Nonetheless, the crypto Fear and Greed Index still indicates “extreme fear” within the market following last week’s selloff.
In traditional markets, stability has been observed, partly supported by Prime Minister Sanae Takaichi’s significant election victory in Japan. While Japanese bond yields rose following the election results, they have since reverted to near pre-election levels. This mitigates the risk of trillions in overseas investments returning to Japan in search of higher yields.
Derivatives Positioning
- Bearish trends in BTC futures are strengthening as open interest (OI) continues to decline to $15.9 billion, indicating a deep and extended deleveraging phase.
- This change is particularly apparent in the funding rates on Binance (-7%) and Bybit (-8%), which have plunged into markedly negative territory. This indicates that short sellers are incurring substantial costs to maintain their positions. With the three-month basis remaining at 3%, institutional interest stays on the sidelines.

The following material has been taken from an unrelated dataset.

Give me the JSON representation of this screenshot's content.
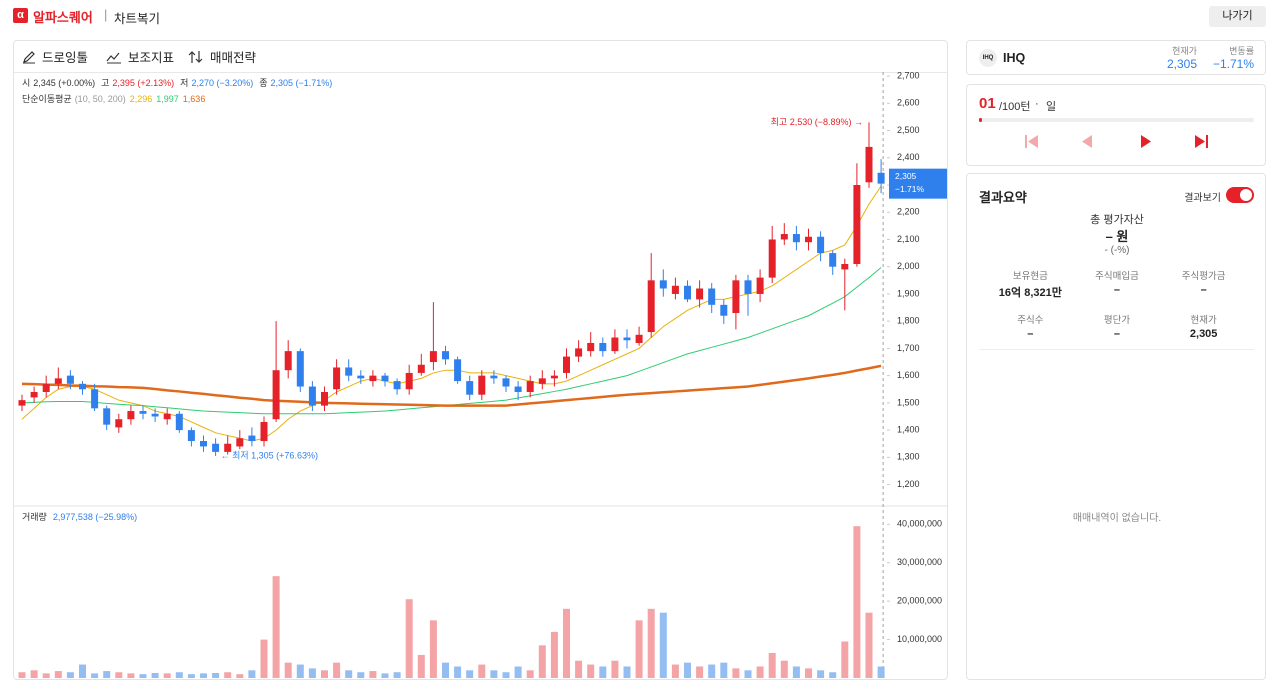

- The BTC options market reflects a reduction in extreme defensive sentiment. The one-week 25-delta skew is at 16%, while call options have regained a presence at 56%, suggesting a pivot towards bottom-fishing strategies.

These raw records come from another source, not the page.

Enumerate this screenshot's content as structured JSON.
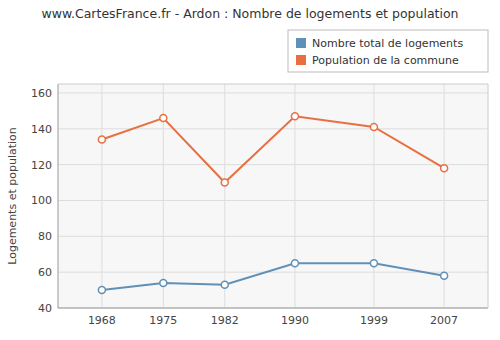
{
  "chart_data": {
    "type": "line",
    "title": "www.CartesFrance.fr - Ardon : Nombre de logements et population",
    "y_label": "Logements et population",
    "x": [
      1968,
      1975,
      1982,
      1990,
      1999,
      2007
    ],
    "series": [
      {
        "name": "Nombre total de logements",
        "color": "#6090b8",
        "marker": "circle",
        "values": [
          50,
          54,
          53,
          65,
          65,
          58
        ]
      },
      {
        "name": "Population de la commune",
        "color": "#e87040",
        "marker": "circle",
        "values": [
          134,
          146,
          110,
          147,
          141,
          118
        ]
      }
    ],
    "xlim": [
      1963,
      2012
    ],
    "xticks": [
      1968,
      1975,
      1982,
      1990,
      1999,
      2007
    ],
    "ylim": [
      40,
      165
    ],
    "yticks": [
      40,
      60,
      80,
      100,
      120,
      140,
      160
    ],
    "grid": true,
    "legend": "upper right"
  }
}
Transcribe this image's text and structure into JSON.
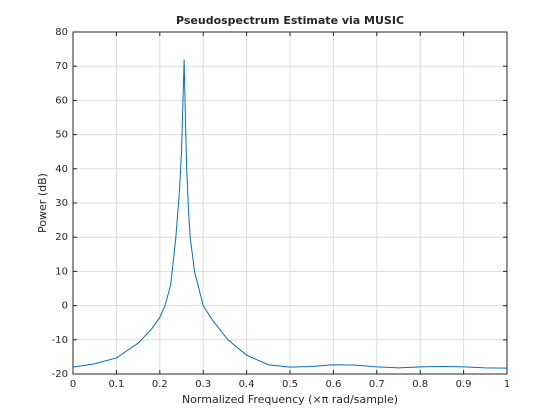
{
  "chart_data": {
    "type": "line",
    "title": "Pseudospectrum Estimate via MUSIC",
    "xlabel": "Normalized Frequency  (×π rad/sample)",
    "ylabel": "Power (dB)",
    "x": [
      0,
      0.05,
      0.1,
      0.15,
      0.18,
      0.2,
      0.212,
      0.225,
      0.237,
      0.245,
      0.25,
      0.253,
      0.256,
      0.259,
      0.262,
      0.266,
      0.27,
      0.28,
      0.29,
      0.3,
      0.32,
      0.357,
      0.4,
      0.45,
      0.5,
      0.55,
      0.6,
      0.65,
      0.7,
      0.75,
      0.8,
      0.85,
      0.9,
      0.95,
      1
    ],
    "values": [
      -18,
      -17,
      -15.3,
      -11,
      -7,
      -3.5,
      0,
      6,
      20,
      33,
      45,
      58,
      72,
      55,
      40,
      28,
      20,
      10,
      5,
      0,
      -4,
      -10,
      -14.5,
      -17.3,
      -18,
      -17.8,
      -17.3,
      -17.4,
      -17.9,
      -18.2,
      -17.9,
      -17.8,
      -17.9,
      -18.2,
      -18.3
    ],
    "color": "#0072bd",
    "xlim": [
      0,
      1
    ],
    "xticks": [
      0,
      0.1,
      0.2,
      0.3,
      0.4,
      0.5,
      0.6,
      0.7,
      0.8,
      0.9,
      1
    ],
    "ylim": [
      -20,
      80
    ],
    "yticks": [
      -20,
      -10,
      0,
      10,
      20,
      30,
      40,
      50,
      60,
      70,
      80
    ],
    "grid": true
  }
}
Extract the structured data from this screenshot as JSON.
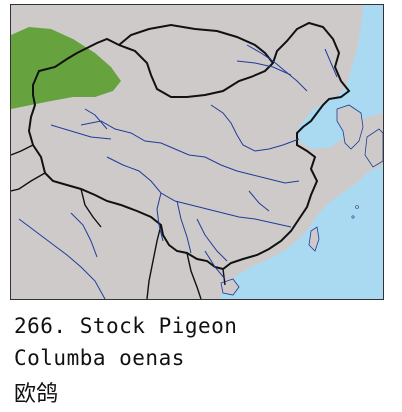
{
  "caption": {
    "number_line": "266. Stock Pigeon",
    "latin_name": "Columba oenas",
    "chinese_name": "欧鸽"
  },
  "colors": {
    "sea": "#aad9f2",
    "land": "#cfcaca",
    "range": "#66a33f",
    "border": "#111111",
    "river": "#1f3c99"
  },
  "map": {
    "features": [
      "species-range",
      "national-border",
      "rivers",
      "coastline",
      "islands"
    ]
  }
}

- The implied volatility (IV) term structure is shifting from extreme backwardation to a hybrid state that indicates that while short-term protection remains costly, long-term volatility expectations are stabilizing.
- Coinglass data shows $290 million in liquidations over 24 hours, with a split of 53-47 between longs and shorts. BTC ($114 million), ETH ($89 million), and others ($16 million) led in notional liquidations. Binance’s liquidation heatmap highlights $68,160 as a key liquidation level to watch for potential price drops.
Token Talk
- Merkle Trade, the largest decentralized exchange for perpetual futures on the Aptos blockchain, is in the process of shutting down. The exchange disabled new trading positions on Friday and will forcibly close all open positions today.
- Merkle’s native token, MKL, has risen by 9% in the last 24 hours. It remains redeemable without withdrawal fees, with a final staking rewards payment scheduled for February 12. The token has experienced a 77% decline over the past year.
- This decision comes less than two years after Merkle secured $2.1 million in a seed funding round supported by Aptos Labs, Hashed, and Arrington Capital.
- Despite recording $30 billion in trading volume since its launch in 2023, the team provided no specific reason for the closure in a recent post on X, merely stating that the choice followed “careful consideration.”